7. Genesis

115 36 0
                                    


"Kelahiran atau permulaan—genesis."

-----


Langkah Radit rusuh begitu keluar dari ruang Kepala Sekolah SD tempat Alana belajar—lebih tepatnya pernah belajar.

Menggenggam tangan Alana kecil erat, Radit terus berjalan sampai ia mencapai lorong kosong yang tepat akan mengantarnya keluar melalui gerbang Sekolah di depan sana.

Alana diam saja tanpa bicara. Semenjak Ayahnya berbicara dengan Wali Kelas dan Kepala Sekolahnya, Alana tak berani bersuara barang sedikit pun.

Langkah Alana terhenti begitu langkah Ayahnya berhenti. Diam selama beberapa saat, lalu Radit berjongkok. Membalikan tubuh Alana agar menghadapnya.

"Alan," panggil Radit.

"Hm?"

Alana menatap kedua mata Radit yang sudah memerah dengan nafas yang terdengar berat, serta ujung mata yang sudah basah.

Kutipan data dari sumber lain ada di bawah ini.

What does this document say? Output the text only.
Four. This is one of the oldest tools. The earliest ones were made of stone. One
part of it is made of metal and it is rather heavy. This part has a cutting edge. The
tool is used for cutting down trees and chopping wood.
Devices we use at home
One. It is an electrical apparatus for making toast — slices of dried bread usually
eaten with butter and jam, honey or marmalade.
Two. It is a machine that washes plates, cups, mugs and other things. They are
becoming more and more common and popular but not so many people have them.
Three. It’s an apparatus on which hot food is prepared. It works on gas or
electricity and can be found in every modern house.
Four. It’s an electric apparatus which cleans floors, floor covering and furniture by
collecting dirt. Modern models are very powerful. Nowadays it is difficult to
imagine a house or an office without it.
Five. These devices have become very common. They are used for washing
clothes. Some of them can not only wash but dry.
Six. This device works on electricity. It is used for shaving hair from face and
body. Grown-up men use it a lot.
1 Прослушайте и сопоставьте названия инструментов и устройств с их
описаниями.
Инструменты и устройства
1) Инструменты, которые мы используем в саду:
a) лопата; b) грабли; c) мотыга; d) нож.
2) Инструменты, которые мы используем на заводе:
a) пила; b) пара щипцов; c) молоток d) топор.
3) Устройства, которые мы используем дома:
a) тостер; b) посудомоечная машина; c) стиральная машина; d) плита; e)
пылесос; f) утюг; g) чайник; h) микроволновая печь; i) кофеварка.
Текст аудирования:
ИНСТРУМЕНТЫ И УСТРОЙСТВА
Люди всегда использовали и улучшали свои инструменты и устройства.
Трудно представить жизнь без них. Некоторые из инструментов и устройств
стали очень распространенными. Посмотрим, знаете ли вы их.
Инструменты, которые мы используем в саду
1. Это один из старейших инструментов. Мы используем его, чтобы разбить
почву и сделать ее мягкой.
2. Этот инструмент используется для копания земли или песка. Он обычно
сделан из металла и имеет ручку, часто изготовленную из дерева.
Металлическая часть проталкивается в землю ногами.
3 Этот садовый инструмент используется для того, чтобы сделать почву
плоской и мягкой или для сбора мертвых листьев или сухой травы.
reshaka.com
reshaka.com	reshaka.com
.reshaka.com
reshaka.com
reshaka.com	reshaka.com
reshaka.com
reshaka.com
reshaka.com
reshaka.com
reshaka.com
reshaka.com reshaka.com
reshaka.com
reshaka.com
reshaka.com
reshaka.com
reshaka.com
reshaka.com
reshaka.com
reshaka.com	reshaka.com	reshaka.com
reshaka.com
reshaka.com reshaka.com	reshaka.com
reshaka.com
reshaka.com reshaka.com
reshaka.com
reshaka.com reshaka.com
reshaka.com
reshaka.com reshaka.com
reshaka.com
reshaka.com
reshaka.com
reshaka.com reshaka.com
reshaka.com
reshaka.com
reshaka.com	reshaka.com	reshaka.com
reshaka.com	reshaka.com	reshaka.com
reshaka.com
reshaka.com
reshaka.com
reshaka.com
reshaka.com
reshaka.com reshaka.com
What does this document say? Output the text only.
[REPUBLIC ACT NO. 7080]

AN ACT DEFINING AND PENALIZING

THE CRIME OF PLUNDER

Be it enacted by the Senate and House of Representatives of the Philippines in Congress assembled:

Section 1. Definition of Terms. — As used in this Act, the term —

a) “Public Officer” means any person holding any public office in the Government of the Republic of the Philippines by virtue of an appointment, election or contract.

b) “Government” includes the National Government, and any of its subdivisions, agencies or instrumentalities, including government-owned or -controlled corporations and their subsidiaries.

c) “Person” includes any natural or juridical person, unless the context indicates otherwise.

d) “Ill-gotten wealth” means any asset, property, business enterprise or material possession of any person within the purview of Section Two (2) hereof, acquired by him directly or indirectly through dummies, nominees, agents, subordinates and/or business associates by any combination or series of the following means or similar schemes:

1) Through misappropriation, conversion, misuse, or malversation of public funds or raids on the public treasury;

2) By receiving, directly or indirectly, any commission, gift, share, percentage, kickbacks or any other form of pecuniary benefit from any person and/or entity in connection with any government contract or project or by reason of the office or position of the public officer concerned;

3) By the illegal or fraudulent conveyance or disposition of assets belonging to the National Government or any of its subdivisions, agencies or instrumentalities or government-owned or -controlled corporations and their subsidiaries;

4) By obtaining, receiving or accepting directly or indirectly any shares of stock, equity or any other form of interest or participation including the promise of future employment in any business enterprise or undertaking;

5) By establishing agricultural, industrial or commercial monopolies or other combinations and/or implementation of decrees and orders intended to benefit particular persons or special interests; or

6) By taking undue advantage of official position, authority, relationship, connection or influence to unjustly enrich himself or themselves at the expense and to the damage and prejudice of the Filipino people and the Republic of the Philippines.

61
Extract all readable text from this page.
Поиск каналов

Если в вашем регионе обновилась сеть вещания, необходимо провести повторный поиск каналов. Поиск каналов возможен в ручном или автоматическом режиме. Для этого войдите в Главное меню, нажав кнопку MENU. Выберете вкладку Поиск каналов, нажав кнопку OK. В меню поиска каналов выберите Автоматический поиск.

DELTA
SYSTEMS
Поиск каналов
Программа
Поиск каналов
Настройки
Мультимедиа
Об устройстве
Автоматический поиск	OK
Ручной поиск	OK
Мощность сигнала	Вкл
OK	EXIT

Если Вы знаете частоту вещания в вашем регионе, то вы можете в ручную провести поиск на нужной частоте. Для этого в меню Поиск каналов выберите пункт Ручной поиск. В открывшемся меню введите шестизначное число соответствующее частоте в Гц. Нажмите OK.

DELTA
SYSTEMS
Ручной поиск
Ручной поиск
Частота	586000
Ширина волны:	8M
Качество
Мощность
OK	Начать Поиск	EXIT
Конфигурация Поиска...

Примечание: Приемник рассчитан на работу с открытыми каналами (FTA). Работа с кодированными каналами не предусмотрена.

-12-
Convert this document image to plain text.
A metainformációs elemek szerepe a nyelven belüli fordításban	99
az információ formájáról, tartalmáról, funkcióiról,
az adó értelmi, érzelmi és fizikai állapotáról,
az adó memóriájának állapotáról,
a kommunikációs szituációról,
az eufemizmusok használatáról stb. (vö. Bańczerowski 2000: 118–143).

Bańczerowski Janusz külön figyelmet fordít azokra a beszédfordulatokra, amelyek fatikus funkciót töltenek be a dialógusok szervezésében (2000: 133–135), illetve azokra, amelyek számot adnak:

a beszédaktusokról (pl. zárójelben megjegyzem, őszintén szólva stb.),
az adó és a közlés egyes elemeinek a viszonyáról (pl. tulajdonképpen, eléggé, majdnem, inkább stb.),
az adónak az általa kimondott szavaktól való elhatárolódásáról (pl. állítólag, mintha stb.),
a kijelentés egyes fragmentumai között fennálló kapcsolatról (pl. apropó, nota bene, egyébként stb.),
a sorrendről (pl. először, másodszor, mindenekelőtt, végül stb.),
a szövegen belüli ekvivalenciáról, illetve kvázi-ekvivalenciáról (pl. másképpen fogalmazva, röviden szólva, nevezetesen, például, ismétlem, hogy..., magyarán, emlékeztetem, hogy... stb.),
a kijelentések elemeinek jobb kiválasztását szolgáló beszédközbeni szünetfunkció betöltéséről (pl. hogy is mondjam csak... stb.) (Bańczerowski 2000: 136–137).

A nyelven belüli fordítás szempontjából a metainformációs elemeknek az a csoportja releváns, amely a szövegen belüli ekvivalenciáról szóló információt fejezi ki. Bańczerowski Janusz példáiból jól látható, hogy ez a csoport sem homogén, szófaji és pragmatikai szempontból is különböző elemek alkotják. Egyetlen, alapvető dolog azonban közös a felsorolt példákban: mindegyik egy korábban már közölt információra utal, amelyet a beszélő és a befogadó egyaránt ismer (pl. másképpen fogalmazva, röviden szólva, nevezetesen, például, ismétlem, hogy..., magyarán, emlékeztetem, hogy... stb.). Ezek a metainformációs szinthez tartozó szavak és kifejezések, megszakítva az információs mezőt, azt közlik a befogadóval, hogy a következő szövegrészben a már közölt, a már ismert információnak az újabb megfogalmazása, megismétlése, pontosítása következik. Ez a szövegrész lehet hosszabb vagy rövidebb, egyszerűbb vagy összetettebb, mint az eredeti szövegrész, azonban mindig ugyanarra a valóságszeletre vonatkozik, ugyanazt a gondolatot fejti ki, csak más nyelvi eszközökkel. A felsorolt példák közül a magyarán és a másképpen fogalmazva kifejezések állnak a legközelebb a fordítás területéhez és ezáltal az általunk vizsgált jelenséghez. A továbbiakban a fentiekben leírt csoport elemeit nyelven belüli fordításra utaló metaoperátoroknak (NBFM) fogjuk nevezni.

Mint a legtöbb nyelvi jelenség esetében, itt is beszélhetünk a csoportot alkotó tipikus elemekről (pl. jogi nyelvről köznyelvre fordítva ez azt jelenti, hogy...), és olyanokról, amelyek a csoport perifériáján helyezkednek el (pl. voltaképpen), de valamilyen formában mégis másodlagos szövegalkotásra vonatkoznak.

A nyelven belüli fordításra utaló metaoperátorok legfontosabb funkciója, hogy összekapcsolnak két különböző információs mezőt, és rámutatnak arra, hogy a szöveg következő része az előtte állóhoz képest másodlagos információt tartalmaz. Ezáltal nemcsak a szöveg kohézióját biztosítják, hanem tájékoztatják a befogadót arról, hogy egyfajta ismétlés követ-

Radit tampak diam menahan tangisnya susah payah di sana.

"Kalau di luar, jangan panggil Ayah ya?"

Respon pertama Alana adalah memiringkan wajahnya, bingung dengan apa yang dimaksud sang Ayah.

"Kenapa?"

Alih-alih langsung menjawab, Radit memperlihatkan warna biru keunguan di lengan kiri Alana.

"Nanti kamu luka kaya gini lagi. Bahkan mungkin lebih."

Melihat lengan Alana merasa bersalah, Radit mengigit bibirnya, lalu berusaha bicara lagi.

"Kalau Alana manggil Ayah, nanti Alana dikurung di kamar mandi lagi. Nanti Alana didorong sampai jatuh lagi. Nanti baju olahraga Alana kotor lagi dan Alana gak bisa ikut pelajaran olahraga."

Mendengarnya, Alana menghentakan kaki. Gadis kecil itu melepaskan pegangan Radita padanya.

"Gak mau. Alan harus panggil Ayah apa kalau bukan Ayah? Ayah kan Ayahnya Alan. Alan gak punya Ayah yang lain."

"Kamu bisa panggil Ayah sebagai Abang di luar. Cuman di luar kok," bujuk Radita.

"Aku gapapa luka kaya gini, aku juga gapapa dikurung di kamar mandi lagi meski bau. Aku juga gapapa didorong lagi, aku tinggal jadi lebih kuat dari mereka kan? Aku juga gak suka olahraga, aku gak suka keringetan jadi kalau baju olahraga kotor juga gapapa."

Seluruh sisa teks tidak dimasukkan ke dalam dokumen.